The first keynotes elaborated on regulatory and technical issues. While Frank Pallas was examining ubiquitous networking and the interaction between technology and regulation, Gerrit Hornung was asking if new technologies can be regulated by data protection laws at all. It was interesting to follow the arguments and especially Gerrit Hornung presented a well-founded perspective that it will be a challenge to protect data by relying on existing and upcoming laws. One example to make this more plastic: Data protection directive 95/46/EC was made 1995, eventually got implemented 1998. Twenty years later – May 2018 – the new General Data Protection Regulation will be legally effective. Within that time-frame, ‘traditional’ computing changed significantly while regulation hardly addressed the new developments adequately. If law were supposed to be the solution it would have been a good addition to reflect on the question if law has the right criteria to address recent everyday practices and processes.
Alexander Roßnagel drew a perspective on responsibilities getting more and more blurry in times of omnipresent and linked devices, known as fog or edge computing.
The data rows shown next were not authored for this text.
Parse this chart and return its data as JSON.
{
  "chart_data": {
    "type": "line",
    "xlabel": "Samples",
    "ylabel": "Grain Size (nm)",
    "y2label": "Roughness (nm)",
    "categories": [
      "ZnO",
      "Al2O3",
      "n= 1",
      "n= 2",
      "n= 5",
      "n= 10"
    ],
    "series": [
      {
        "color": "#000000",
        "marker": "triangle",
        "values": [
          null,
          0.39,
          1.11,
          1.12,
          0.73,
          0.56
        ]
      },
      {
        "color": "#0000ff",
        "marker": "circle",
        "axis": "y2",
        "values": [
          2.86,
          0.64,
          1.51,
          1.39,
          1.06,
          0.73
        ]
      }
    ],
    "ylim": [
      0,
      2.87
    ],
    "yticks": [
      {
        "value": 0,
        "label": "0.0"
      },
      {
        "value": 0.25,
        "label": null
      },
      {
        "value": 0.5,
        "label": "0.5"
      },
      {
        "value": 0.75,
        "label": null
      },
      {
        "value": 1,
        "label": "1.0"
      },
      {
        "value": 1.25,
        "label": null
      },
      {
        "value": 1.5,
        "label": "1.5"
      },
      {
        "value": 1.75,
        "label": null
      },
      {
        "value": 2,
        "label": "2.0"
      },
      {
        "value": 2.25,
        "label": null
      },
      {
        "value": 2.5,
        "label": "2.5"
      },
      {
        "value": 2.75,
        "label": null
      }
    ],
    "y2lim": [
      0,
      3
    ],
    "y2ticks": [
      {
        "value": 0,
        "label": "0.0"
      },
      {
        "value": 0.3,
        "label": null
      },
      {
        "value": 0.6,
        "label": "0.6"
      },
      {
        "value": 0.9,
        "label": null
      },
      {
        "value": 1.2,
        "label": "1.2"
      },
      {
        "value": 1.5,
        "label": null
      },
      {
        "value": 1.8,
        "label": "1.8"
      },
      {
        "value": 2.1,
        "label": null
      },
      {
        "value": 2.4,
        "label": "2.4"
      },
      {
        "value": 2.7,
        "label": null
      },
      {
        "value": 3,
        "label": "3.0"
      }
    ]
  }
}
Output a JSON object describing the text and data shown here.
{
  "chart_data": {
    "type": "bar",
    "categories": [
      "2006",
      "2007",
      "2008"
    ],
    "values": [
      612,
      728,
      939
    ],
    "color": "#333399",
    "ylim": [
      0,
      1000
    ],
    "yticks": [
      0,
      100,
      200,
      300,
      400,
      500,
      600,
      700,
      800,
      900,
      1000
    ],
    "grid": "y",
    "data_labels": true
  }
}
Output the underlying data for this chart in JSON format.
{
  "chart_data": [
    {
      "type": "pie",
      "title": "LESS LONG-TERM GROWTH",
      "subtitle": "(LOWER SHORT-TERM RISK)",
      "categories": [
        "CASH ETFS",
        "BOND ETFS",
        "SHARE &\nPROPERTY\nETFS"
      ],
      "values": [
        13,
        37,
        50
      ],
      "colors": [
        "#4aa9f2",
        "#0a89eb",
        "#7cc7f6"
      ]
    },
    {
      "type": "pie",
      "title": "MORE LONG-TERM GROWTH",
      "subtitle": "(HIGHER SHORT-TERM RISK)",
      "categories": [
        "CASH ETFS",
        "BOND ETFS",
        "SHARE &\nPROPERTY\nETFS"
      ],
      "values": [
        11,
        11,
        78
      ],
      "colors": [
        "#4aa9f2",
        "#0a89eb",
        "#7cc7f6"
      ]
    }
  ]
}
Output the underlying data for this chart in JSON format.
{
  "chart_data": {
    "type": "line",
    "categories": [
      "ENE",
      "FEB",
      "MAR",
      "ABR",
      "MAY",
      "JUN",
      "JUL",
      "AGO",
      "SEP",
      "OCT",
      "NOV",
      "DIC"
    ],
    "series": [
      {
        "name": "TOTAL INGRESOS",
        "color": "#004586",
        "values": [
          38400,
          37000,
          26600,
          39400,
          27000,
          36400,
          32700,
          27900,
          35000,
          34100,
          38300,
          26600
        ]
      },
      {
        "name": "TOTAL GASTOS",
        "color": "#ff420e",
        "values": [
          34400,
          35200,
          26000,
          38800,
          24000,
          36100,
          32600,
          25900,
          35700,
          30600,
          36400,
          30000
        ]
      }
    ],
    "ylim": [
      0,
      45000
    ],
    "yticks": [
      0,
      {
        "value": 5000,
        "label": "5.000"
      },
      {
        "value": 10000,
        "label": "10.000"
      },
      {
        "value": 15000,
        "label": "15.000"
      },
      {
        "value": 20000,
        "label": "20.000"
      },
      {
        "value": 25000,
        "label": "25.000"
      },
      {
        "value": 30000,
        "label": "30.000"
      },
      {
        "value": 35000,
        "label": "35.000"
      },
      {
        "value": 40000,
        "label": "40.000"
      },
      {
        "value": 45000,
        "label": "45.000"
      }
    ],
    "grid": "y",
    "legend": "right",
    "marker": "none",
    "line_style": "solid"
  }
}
He concluded that it is not clear anymore who – or what – has been and still is processing which data when, that multiple parties are involved and that these parties can hardly be held accountable. He further addressed the issue that technology like data-driven tools and processes are not free of biases. Consequently he requested a stronger reflection on the need for neutrality of technology which he thinks is essential. This demand is interesting from a perspective of critical data studies and value-sensitive-design where it is claimed that technology and data is neither good nor bad nor even neutral but always active and inscribed with specific expectations, understandings, ethics, norms and values (Simon 2016: 223; Iliadis and Russo 2016: 1).
Another interesting question that was raised during the conference was articulated by Martin Degeling and Thomas Herrmann, which were asking about the possibility to modulate socio-technical systems. By showing technology-orientated practical examples (e.g. browser plugins) they explained what possibilities users have to regulate their digital or data double and what procedural and organisational possibilities exist for users to protect themselves. Some important questions however were not debated: Should it be the subject’s own responsibility to intervene in data practices and manage them? How could the user discern and anticipate what data could be used in which way now and in the future? Is this displacement of responsibilities towards users a way the society should go and which ideology is driving this development? What about data literacy, etc.?
This interesting conference focused on essential data-related questions from a broad but commonly shared perspective: Data is linked to fundamental rights, which are rights of defense. Data protection then is supposed to watch over and execute these rights.
Bowker, Geoffrey C. (2005): Memory Practices in the Sciences. London, MIT Press.
Iliadis, Andrew/Russo, Federica (2016): Critical data studies: An introduction. In: Big Data & Society July–December 2016, DOI: 10.1177/2053951716674238.
Simon, J. (2016): Value-Sensitive Design and Responsible Research and Innovation. In: Hansson, S.-O.: The Ethics of Technology – Methods and Approaches. London, Rowman & Littlefield.